A Monday report at Axios.com says Washington state, while having some of the nation’s strictest gun control laws, has also seen the homicide rates climb, from 9.8 deaths per 100,000 residents in 2015 to 12.4 per 100,000 in 2022, per CDC data.
However, according to Washington Homicide, a popular site on “X” not affiliated with any law enforcement agency, the number of Evergreen State murders actually declined in 2024 to 317, from the 399 logged in 2022. During that same period, the number of active concealed pistol licenses increased to approximately 700,000, and exceeded that number for a few months last year.
All of those people licensed to carry did not bring up the homicide rate or raw number, while it appears all of the restrictive gun control laws did not appreciably bring down the numbers, either.
According to the Axios.com report, “More than 1,000 people were fatally shot in Washington in 2022.” There is no indication how many of those were suicides or accidental deaths, but according to the Washington Association of Sheriffs and Police Chiefs (WASPC), there were 394 homicides in 2022 and 376 in 2023. How those figures jibe with Washington Homicide seems clear: They don’t.
The Axios.com report focused on several restrictive gun control measures now in play as the state legislature continues to meet. The session will continue into April, so any predictions about how these gun control proposals might fare in the weeks ahead would be speculation.
But the story quoted Senate Minority Leader John Braun, a Centralia Republican, who told reporters the new anti-gun legislation is taking the state “down the wrong path.” It’s the same sentiment echoed by grassroots gun rights activists who have been busy on social media, especially the Facebook page for the Washington 2025 Legislative Action Group. There, more than 13,000 members follow gun control and other legislation, with a current focus on House Bill 1504, which would burden Evergreen State gun owners with liability insurance for every firearm they own, and the costs would be prohibitive. The prevailing theory is that the legislation was crafted in an attempt to make gun ownership too expensive for most citizens.

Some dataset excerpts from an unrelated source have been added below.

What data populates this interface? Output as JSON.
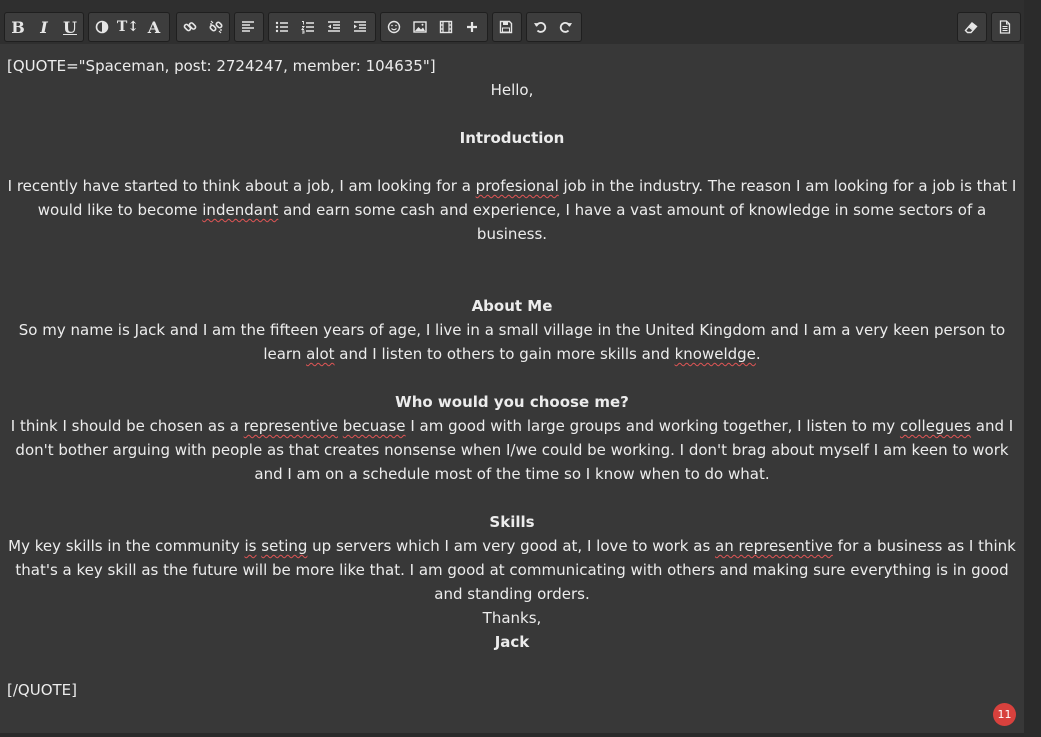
{
  "toolbar": {
    "bold_label": "B",
    "italic_label": "I",
    "underline_label": "U",
    "size_label": "T↕",
    "font_label": "A"
  },
  "content": {
    "quote_open": "[QUOTE=\"Spaceman, post: 2724247, member: 104635\"]",
    "greeting": "Hello,",
    "intro_heading": "Introduction",
    "intro_p1_a": "I recently have started to think about a job, I am looking for a ",
    "intro_sp1": "profesional",
    "intro_p1_b": " job in the industry. The reason I am looking for a job is that I would like to become ",
    "intro_sp2": "indendant",
    "intro_p1_c": " and earn some cash and experience, I have a vast amount of knowledge in some sectors of a business.",
    "about_heading": "About Me",
    "about_a": "So my name is Jack and I am the fifteen years of age, I live in a small village in the United Kingdom and I am a very keen person to learn ",
    "about_sp1": "alot",
    "about_b": " and I listen to others to gain more skills and ",
    "about_sp2": "knoweldge",
    "about_c": ".",
    "who_heading": "Who would you choose me?",
    "who_a": "I think I should be chosen as a ",
    "who_sp1": "representive",
    "who_b": " ",
    "who_sp2": "becuase",
    "who_c": " I am good with large groups and working together, I listen to my ",
    "who_sp3": "collegues",
    "who_d": " and I don't bother arguing with people as that creates nonsense when I/we could be working. I don't brag about myself I am keen to work and I am on a schedule most of the time so I know when to do what.",
    "skills_heading": "Skills",
    "skills_a": "My key skills in the community ",
    "skills_sp1": "is",
    "skills_b": " ",
    "skills_sp2": "seting",
    "skills_c": " up servers which I am very good at, I love to work as ",
    "skills_sp3": "an representive",
    "skills_d": " for a business as I think that's a key skill as the future will be more like that. I am good at communicating with others and making sure everything is in good and standing orders.",
    "thanks": "Thanks,",
    "signature": "Jack",
    "quote_close": "[/QUOTE]"
  },
  "badge": {
    "count": "11",
    "color": "#d8413d"
  }
}
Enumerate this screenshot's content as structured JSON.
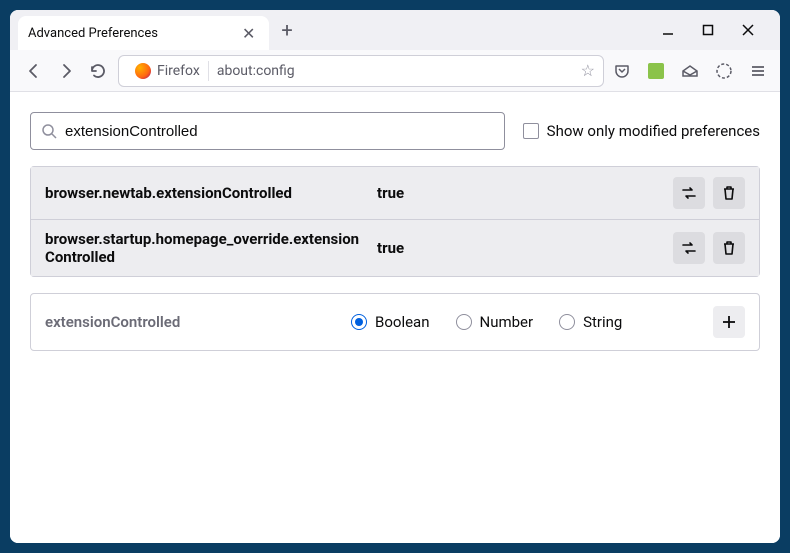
{
  "window": {
    "tab_title": "Advanced Preferences"
  },
  "toolbar": {
    "identity": "Firefox",
    "url": "about:config"
  },
  "search": {
    "value": "extensionControlled",
    "checkbox_label": "Show only modified preferences"
  },
  "prefs": [
    {
      "name": "browser.newtab.extensionControlled",
      "value": "true",
      "modified": true
    },
    {
      "name": "browser.startup.homepage_override.extensionControlled",
      "value": "true",
      "modified": true
    }
  ],
  "new_pref": {
    "name": "extensionControlled",
    "types": [
      "Boolean",
      "Number",
      "String"
    ],
    "selected": "Boolean"
  }
}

FINANCIAL TYRANNY? HOUSE BILL WOULD REQUIRE GUN INSURANCE
This measure is getting national exposure in the firearms press, with coverage at AMMOLAND, the Daily Chronicle and other local newspapers, and the National Rifle Association. Critics assert this measure is designed to create a de facto gun registry in the state, and also drive gun owners out of the state, despite the state constitutional amendment which reads, “The right of the individual citizen to bear arms in defense of himself, or the state, shall not be impaired, but nothing in this section shall be construed as authorizing individuals or corporations to organize, maintain or employ an armed body of men.”